And finally, she is almost painfully shy. As she sits in a chair in the corner of her hotel room, MacNeil looks down as she answers an interviewer's questions in a voice that seems about to slip into a whisper. Asked whether she has any vocal training, she admits that she was once sent for lessons. "But I was too shy. The teacher ended up doing all the singing."

And yet, at 44, Rita MacNeil is a star. Her last two albums, 1987's Flying On Your Own and this year's release, Reason to Believe, have both been certified platinum in Canada in recognition of sales of more than 100,000 copies. She won the Juno award for most promising female vocalist in 1987, an ironic honor for someone who has been singing for more than 17 years. A new Christmas album earned her a gold record - for sales of more than 50,000 - within weeks of being released. Anne Murray has covered her hit, Flying On Your Own. And tonight she will perform before a sold-out house at Roy Thomson Hall in Toronto.

MacNeil has done it with a crystal clear voice that is sweetened by a light Celtic lilt, and with songs that speak eloquently of places and people, of dreams and the simple pleasures of friendship. And she's done it with persistence and courage. Only three years ago, her talent was a well-kept secret to most of the country, although she had a strong following in the Maritimes and in the women's music community. Since the release of Flying On Your Own, however, her stock has skyrocketed.

"It's wonderful," she says of her current tour, which will take her and her band - keyboardist Ralph Dillon, bassist Al Bennet, guitar Clarence Deveau, drummer Dave Burton and backup singer Lisa McDouggal - across the country. "Because of my good fortune, we're a lot more comfortable and we're going to places where I've never performed before."

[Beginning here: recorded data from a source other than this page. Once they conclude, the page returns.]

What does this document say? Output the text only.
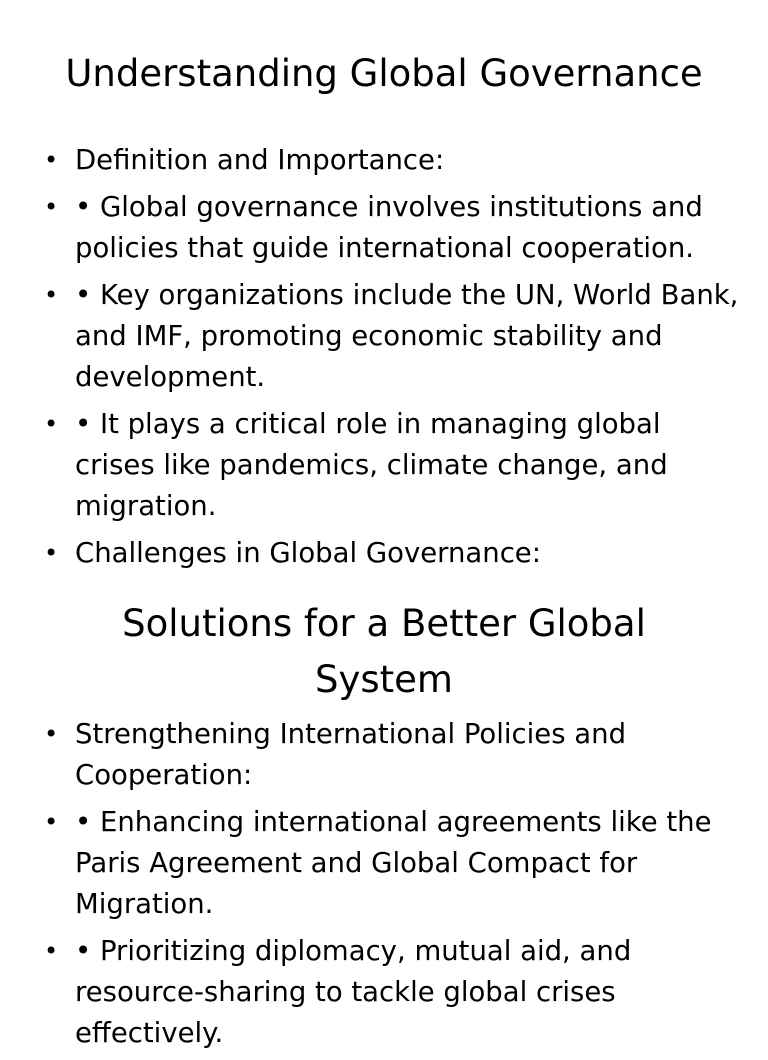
Understanding Global Governance
• Definition and Importance:
• • Global governance involves institutions and policies that guide international cooperation.
• • Key organizations include the UN, World Bank, and IMF, promoting economic stability and development.
• • It plays a critical role in managing global crises like pandemics, climate change, and migration.
• Challenges in Global Governance:
Solutions for a Better Global System
• Strengthening International Policies and Cooperation:
• • Enhancing international agreements like the Paris Agreement and Global Compact for Migration.
• • Prioritizing diplomacy, mutual aid, and resource-sharing to tackle global crises effectively.
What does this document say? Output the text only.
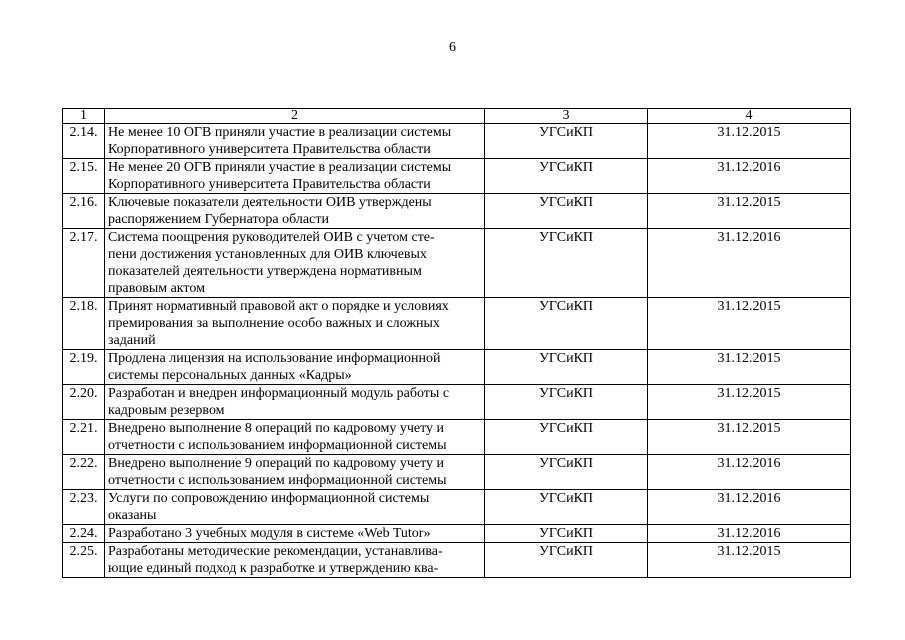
6
1	2	3	4
2.14.	Не менее 10 ОГВ приняли участие в реализации системы
Корпоративного университета Правительства области	УГСиКП	31.12.2015
2.15.	Не менее 20 ОГВ приняли участие в реализации системы
Корпоративного университета Правительства области	УГСиКП	31.12.2016
2.16.	Ключевые показатели деятельности ОИВ утверждены
распоряжением Губернатора области	УГСиКП	31.12.2015
2.17.	Система поощрения руководителей ОИВ с учетом сте-
пени достижения установленных для ОИВ ключевых
показателей деятельности утверждена нормативным
правовым актом	УГСиКП	31.12.2016
2.18.	Принят нормативный правовой акт о порядке и условиях
премирования за выполнение особо важных и сложных
заданий	УГСиКП	31.12.2015
2.19.	Продлена лицензия на использование информационной
системы персональных данных «Кадры»	УГСиКП	31.12.2015
2.20.	Разработан и внедрен информационный модуль работы с
кадровым резервом	УГСиКП	31.12.2015
2.21.	Внедрено выполнение 8 операций по кадровому учету и
отчетности с использованием информационной системы	УГСиКП	31.12.2015
2.22.	Внедрено выполнение 9 операций по кадровому учету и
отчетности с использованием информационной системы	УГСиКП	31.12.2016
2.23.	Услуги по сопровождению информационной системы
оказаны	УГСиКП	31.12.2016
2.24.	Разработано 3 учебных модуля в системе «Web Tutor»	УГСиКП	31.12.2016
2.25.	Разработаны методические рекомендации, устанавлива-
ющие единый подход к разработке и утверждению ква-	УГСиКП	31.12.2015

Born and raised in Cape Breton, MacNeil took up performing after she moved to Toronto in 1971. She lasted ten years in the city - "It was ten years of thinking and learning, hard times and good times," she says in retrospect - before returning to Big Pond in 1981 to try to make a career of singing. A small village in Cape Breton - "I've been telling everyone that the population is 175; it's actually 250; we'd better get that straight" - Big Pond offered the sense of community and closeness that still resonates through MacNeil's songs.

"I'm happy living there," she says, "I'm close to my family and close to my roots, which is very important to me. And I have found that I can live there and still pursue my career."

And Big Pond is happy to have her living there. When she won the Juno award last year, the entire village turned out to greet her at the airport in Sydney.

"There was a great deal of excitement. They didn't care what award it was," she says, smiling. "There were banners and roses and when I got home, there was an enormous bouquet of flowers. It's like every little thing that has happened to me is happening to them."

And while she says Big Pond will always be home, MacNeil retains a place in her heart for Toronto. When she learned that her concert last year at Convocation Hall had sold out in advance, she was moved to write a song, The Music's Going 'Round Again, that she included on her new record.

"I wrote the song on the day of the show," she says. "I was so pleased that the show had sold out and I wanted to say something special to the audience. I wanted to have a gift to give them, to show them how special it was. So I wrote a song about looking out from the 18th floor, remembering way back how it was and saying," she quotes from the song's lyrics: "I tried to hold you, you weren't ready then, and now I've come back as a friend and still the music's going round again."

If her success over the past few years inspired MacNeil then, she seems almost humbled by how it has developed since. She followed up a performance at Expo 85 in Japan with appearances at Expo 86 in Vancouver and Expo 87 in Australia, as well as dates in England, Scotland and Sweden. Now, she speaks cautiously of trying, like most other Canadian musicians, to make inroads in the United States.

"There's been some talk of going into the States. I'd love to perform to new audiences, But it's taken me almost 20 years to get across this country and in light of that, if I never went anywhere again, I can look back on that with satisfaction."

Certainly, MacNeil seems delighted enough at her current success. At the mention of the show at Roy Thomson Hall - her record company expects another full house when she returns there Nov. 27 - she practically glows.

"I'm so happy we're playing there," MacNeil says. "From the Horseshoe Tavern to Roy Thomson Hall, who would have thought it? It's very exciting. Of course, playing the Horseshoe was wonderful too. I can say that in my entire career I've never played any bad places. Because wherever I was, there were always good people there."